Surgery for isolated tricuspid regurgitation does not improve survival
Surgery in patients with isolated severe tricuspid regurgitation (TR) does not seem to lead to better long-term survival compared to medical management alone after accounting for immortal time bias, a recent study has shown.
A total of 3,276 patients with isolated severe TR were identified, of whom 171 (5 percent) underwent tricuspid valve surgery, including 143 (84 percent) repairs and 28 (16 percent) replacements. The remaining patients (n=3,105; 95 percent) were medically managed.

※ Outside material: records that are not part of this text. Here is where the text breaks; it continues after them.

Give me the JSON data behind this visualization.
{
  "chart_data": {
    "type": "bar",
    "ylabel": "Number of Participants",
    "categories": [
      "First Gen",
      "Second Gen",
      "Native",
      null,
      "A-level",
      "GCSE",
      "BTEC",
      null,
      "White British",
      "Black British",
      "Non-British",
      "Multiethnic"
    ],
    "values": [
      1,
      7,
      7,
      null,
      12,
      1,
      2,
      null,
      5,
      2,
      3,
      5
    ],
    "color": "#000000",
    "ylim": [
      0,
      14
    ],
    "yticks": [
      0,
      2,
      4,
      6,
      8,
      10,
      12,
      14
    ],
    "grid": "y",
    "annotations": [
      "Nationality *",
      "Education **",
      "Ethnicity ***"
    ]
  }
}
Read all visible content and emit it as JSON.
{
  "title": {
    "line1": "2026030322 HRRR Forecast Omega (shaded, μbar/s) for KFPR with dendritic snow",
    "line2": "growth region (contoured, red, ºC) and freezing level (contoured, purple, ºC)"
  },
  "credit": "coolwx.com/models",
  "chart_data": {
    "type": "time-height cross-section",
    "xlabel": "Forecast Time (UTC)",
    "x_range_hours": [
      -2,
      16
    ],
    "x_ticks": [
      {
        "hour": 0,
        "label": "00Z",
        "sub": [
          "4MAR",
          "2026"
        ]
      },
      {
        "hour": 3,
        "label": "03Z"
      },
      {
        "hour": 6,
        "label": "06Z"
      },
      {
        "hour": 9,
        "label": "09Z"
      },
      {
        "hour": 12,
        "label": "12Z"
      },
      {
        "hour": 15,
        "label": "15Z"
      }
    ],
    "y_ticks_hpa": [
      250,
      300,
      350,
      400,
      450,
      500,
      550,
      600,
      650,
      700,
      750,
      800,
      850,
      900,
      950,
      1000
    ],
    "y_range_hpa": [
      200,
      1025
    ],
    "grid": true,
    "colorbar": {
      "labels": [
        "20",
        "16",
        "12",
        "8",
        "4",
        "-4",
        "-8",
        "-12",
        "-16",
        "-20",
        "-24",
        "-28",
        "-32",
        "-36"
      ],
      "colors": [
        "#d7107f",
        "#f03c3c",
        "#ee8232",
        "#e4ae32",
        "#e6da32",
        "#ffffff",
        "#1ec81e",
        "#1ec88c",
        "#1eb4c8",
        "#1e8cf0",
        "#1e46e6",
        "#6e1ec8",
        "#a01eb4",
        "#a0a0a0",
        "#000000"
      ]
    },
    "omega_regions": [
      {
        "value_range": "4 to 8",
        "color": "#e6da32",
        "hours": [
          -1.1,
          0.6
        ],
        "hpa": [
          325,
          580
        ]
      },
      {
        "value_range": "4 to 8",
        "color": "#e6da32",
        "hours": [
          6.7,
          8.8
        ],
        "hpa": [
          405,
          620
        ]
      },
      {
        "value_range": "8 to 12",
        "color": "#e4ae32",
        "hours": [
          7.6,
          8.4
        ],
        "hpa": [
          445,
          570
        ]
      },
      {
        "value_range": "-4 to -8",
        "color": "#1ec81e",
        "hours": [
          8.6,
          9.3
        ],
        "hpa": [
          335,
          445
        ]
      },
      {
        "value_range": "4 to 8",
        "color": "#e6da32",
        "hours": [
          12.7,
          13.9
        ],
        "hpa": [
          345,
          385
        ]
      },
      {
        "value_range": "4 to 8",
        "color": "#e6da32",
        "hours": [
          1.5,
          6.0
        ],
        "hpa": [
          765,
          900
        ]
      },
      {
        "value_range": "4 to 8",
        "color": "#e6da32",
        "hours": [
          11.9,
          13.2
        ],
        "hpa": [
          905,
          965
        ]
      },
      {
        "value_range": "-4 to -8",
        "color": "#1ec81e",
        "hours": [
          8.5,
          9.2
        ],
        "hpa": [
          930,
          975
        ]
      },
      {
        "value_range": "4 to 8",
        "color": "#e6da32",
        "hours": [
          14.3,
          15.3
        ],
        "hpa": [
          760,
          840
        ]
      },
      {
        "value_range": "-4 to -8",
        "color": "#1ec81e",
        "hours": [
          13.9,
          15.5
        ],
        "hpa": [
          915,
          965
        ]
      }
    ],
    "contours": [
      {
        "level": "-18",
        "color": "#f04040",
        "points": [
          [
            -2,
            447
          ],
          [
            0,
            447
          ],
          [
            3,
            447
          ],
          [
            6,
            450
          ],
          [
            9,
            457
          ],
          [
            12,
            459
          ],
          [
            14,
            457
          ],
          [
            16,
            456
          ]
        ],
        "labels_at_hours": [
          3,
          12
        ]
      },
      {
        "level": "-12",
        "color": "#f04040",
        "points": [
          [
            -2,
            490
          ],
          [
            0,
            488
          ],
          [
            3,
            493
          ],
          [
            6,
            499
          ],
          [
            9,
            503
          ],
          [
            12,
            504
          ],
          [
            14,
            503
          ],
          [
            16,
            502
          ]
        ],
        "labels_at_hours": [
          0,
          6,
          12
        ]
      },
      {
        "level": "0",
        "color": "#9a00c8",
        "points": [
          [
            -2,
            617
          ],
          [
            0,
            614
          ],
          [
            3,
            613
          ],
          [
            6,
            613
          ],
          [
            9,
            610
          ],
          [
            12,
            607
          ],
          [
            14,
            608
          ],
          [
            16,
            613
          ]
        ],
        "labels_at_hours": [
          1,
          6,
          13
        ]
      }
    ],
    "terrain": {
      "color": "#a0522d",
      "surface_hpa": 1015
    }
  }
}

When surgery was considered as a time-dependent covariate in a propensity-matched sample, no difference was observed in overall survival between patients who received medical therapy and those who received surgical treatment (hazard ratio [HR], 1.34, 95 percent CI, 0.78–2.30; p=0.288).
Among patients who underwent surgery, no difference was also seen in terms of survival between tricuspid repair and replacement (HR, 1.53, 0.74–3.17; p=0.254).
This study examined the effect of surgery for isolated TR in terms of survival. The authors used a longitudinal echocardiography database to perform a retrospective analysis of 3,276 adult patients with isolated severe TR from November 2001 to March 2016. They analysed all-cause mortality for patients who underwent surgery vs those who did not in the entire cohort and in a propensity-matched sample. The possibility of immortal time bias was assessed in an analysis that considered time from diagnosis to surgery as a time-dependent covariate.
“Patients with isolated TR in the absence of left-sided valvular dysfunction are often managed nonoperatively,” the authors said.